Оставаться в Париже он больше не в силах, но и поддаваться болезни и неудачам не собирается. В апреле 1864 года Бодлер уезжает в Брюссель читать лекции и договариваться об издании своих сочинений. Лекции, однако, не приносят ни успеха, ни денег, а заключить контракт с издателем не удается, и это подстегивает неприязнь Бодлера к Бельгии. Он воспринимает ее как бесконечно ухудшенную копию Франции, которая сама в его глазах блещет одними только уродствами и даже начинает собирать материал для памфлета. Он пытается продолжить работу над «Стихотворениями в прозе» («Парижским сплином»), равно как и над дневником «Мое обнаженное сердце», который собирается опубликовать в виде книги, но тщетно: все это уже не более чем последние судороги умирающего.
Катастрофа наступает 4 февраля 1866 года, когда, во время посещения церкви Сен-Лу в Намюре, Бодлер теряет сознание и падает прямо на каменные ступени. На следующий день у него обнаруживают первые признаки правостороннего паралича и тяжелейшей афазии, перешедшей позднее в полную потерю речи. Лишь 1 июля его неподвижное тело удалось перевезти в Париж, где он умирал еще 14 месяцев. Бодлер скончался 31 августа 1867 года и был похоронен на кладбище Монпарнас, рядом с генералом Опиком.
Смыл жизни.
Таков был Бодлер: слабый, несчастный человек, безвольный эгоист, требовавший от других любви, но не умевший дать ее даже собственной матери и потому всю жизнь терзавший себя и окружающих. В чем источник этих терзаний? «Совсем еще ребенком, - писал Бодлер, - я питал в своем сердце два противоречивых чувства: ужас жизни и восторг жизни».(6) Бодлер, по сути дела, говорит здесь о двух началах, управляющих нашим существованием: эросе и танатосе. Эрос (любовь) побуждает нас воспринимать жизнь как дар, который нужно сполна прожить и пережить, идя навстречу миру, тогда как танатос (смерть) требует не столько проживания, сколько изживания жизни ради возврата в своего рода Эдем целостности, где нет и намека на конфликты, где в принципе отсутствуют противоречия между потребностью и ее удовлетворением, между «я» и «ты», между внешним и внутреннем и т.п. Именно «восторг жизни» заставляет Бодлера тянуться к людям, добиваться их любви и признания, проявлять энергию, между тем как «ужас жизни», напротив, толкал его вспять, в безмятежный рай материнской ласки, побуждал неделями не выходить из комнаты и всеми возможными способами доказывать свою «неотмирность». Отсюда все метания Бодлера: метания между активностью и пассивностью, между лихорадочными приступами работоспособности и провалами в опиумное забвение, между «желанием возвыситься» и «блаженством нисхождения».

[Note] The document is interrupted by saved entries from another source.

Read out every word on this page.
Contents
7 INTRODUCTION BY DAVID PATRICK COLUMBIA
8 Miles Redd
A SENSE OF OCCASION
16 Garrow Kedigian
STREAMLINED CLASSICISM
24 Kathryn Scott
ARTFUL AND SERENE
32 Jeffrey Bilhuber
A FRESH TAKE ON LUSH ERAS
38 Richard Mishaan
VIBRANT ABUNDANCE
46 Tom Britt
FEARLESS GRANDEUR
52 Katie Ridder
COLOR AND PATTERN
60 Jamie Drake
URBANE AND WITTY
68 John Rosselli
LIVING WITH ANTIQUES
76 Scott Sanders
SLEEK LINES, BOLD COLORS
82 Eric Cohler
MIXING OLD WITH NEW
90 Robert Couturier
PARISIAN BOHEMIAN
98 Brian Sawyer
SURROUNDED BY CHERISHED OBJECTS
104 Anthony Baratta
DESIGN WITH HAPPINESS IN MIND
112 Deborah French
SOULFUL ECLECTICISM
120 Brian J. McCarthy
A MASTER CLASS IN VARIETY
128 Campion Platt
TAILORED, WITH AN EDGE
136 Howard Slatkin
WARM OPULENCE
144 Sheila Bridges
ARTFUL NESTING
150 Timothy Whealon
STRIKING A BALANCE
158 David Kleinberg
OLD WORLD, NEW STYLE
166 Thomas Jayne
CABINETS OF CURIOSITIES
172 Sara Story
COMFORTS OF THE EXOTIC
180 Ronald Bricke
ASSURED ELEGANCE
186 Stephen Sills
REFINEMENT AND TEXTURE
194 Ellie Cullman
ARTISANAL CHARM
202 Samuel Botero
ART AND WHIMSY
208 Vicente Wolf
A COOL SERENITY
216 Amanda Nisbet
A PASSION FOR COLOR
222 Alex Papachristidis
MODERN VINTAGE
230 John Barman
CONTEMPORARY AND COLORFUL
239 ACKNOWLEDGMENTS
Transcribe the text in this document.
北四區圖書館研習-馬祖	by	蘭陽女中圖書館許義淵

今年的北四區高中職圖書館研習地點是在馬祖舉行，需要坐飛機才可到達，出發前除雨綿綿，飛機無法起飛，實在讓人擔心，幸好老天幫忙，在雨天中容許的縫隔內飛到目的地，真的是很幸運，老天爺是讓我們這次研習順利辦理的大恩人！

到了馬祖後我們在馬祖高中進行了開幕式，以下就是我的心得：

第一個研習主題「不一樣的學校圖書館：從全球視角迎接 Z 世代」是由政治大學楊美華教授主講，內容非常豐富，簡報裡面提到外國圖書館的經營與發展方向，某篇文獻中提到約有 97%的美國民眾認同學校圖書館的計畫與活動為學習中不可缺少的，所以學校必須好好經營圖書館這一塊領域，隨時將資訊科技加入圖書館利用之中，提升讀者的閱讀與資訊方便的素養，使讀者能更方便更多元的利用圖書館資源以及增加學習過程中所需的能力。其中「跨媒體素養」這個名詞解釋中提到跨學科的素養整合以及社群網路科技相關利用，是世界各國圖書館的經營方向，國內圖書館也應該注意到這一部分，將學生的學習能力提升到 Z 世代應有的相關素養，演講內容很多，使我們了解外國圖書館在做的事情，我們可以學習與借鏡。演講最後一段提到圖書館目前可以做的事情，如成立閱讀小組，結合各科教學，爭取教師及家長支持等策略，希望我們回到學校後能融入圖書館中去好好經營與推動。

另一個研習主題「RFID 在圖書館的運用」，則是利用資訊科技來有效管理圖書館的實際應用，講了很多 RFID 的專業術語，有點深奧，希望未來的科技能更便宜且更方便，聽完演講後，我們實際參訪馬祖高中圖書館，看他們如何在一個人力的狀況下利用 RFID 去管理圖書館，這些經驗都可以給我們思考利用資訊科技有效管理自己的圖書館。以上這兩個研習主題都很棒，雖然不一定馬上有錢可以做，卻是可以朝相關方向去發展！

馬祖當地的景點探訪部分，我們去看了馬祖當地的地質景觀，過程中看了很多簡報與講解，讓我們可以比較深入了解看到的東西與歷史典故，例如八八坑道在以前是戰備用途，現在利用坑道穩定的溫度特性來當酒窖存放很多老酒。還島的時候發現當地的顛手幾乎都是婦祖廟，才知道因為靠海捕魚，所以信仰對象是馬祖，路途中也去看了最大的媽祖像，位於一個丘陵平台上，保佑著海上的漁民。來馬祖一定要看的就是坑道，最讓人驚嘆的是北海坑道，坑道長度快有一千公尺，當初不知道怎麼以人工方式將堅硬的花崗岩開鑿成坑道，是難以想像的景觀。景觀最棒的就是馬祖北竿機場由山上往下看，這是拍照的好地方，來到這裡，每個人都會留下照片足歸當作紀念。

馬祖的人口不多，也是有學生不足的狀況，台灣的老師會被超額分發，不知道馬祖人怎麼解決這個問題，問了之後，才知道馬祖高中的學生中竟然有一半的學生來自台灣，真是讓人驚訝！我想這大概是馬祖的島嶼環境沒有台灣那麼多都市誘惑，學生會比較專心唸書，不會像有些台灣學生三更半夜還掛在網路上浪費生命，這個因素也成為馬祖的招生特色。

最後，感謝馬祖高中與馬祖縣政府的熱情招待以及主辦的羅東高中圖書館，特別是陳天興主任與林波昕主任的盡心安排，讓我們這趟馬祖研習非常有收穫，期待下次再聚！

Правда, обращаясь к юности Бодлера, в нем трудно угадать будущего певца «зла», «сплина» и «скуки». По воспоминаниям современников, в нем не было ничего мрачного, меланхолического или тем более «сатанического». Он сознательно избрал для себя зло, избрал его, прежде всего как заманчивый объект исследования: противопоставляя Шодерло де Лакло и маркиза де Сада прекраснодушной Жорж Санд, он писал: «Зло, знающее само себя, было менее ужасно и более близко к выздоровлению, нежели зло, ничего о себе не ведающее».(6) Рано проснувшееся в Бодлере любопытство к злу, торопливое стремление самому заразиться «грехом», испробовать «окаянный» образ жизни и, главное, исподволь созревшее убеждение в том, что сладострастие и бесстыдный плотский инстинкт как начало зла могут послужить благодатной почвой для творчества, что они суть не что иное, как «амброзия и розовый нектар» поэзии – все это отнють не было результатом какого-то реального жизненного потрясения, но, скорее, плодом бодлеровской рефлексии, его знаменитого «ясного сознания», на которое большое влияние оказали всевозможные опыты «анатомирования» зла как в просветительской, так и в романтической литературе.